YONG KIM / Staff Photographer
Joel Embiid will be the focal point of the direction Daryl Morey guides the Sixers in.

It was an interesting thing to hear him say given his place among the avant garde of a league that is increasingly de-emphasizing low-post play. Last season, Morey seemed to stake out ground on the extreme end of that philosophy when he traded away Clint Capela and built a largely centerless roster. But, then, the Rockets did not have access to a center like Embiid, which meant Morey had a different reality to work with than the one he has here in Philly.

“I used to get the question in Houston, ‘What would you do if you had Shaq?’” Morey said. “My answer was, I would give him the ball about 100 times per game.”

Objectivity often requires a certain amount of distance. Sitting in Houston, Morey clearly saw Embiid and Ben Simmons for what many of us here in town forget them to be: two players who immediately turned a 20-win team into a 50-win team and kept them there through several different roster iterations. Their ability to do so despite their youth is a testament to the singular nature of their talents.
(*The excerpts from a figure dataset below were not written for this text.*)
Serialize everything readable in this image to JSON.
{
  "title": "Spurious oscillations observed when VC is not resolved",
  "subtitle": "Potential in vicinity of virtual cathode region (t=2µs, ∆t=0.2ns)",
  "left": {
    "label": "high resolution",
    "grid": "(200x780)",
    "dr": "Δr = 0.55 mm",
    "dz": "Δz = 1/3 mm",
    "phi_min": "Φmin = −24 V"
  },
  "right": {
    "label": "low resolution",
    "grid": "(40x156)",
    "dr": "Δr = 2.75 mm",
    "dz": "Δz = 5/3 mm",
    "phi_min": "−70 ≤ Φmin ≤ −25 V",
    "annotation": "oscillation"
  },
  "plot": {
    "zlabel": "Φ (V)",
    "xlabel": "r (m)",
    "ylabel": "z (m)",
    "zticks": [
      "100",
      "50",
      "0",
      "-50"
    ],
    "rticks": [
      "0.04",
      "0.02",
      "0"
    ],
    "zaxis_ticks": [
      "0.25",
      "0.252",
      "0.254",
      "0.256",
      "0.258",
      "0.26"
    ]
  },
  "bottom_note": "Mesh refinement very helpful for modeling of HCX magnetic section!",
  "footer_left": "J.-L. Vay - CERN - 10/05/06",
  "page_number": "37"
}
The closer you look at Morey’s career, the more you realize that the bedrock of his philosophy lies in the acquisition of the best possible talent. It is the market’s scarcest resource, and, thus, it is the resource that should dictate every other decision. If Ming and Tracy McGrady are the two elite talents available, you start there and construct the rest of your team around them.

All of this suggests that Morey’s first order of business will focus on swapping out Al Horford and Josh Richardson for two players who better complement Embiid and Simmons. He is a well-established master at adding talent in such a manner. The market for Richardson could well determine the shape that next year’s team takes.

However reality unfolds, the Sixers should be thrilled that they have an executive who understands the need to unfold with it.

“Really all our job is, is to make great decisions,” Morey said, “so we’re going to use great people all working together and use data.”

Morey’s track record of making such decisions is the biggest reason to believe he can succeed where those before him failed.

Hinkie’s tenure was a failure of public relations more than anything. Brand never really had a tenure. As for Colangelo, we’ll end with a nod to Morey’s wardrobe on Monday. His shirt didn’t have a collar.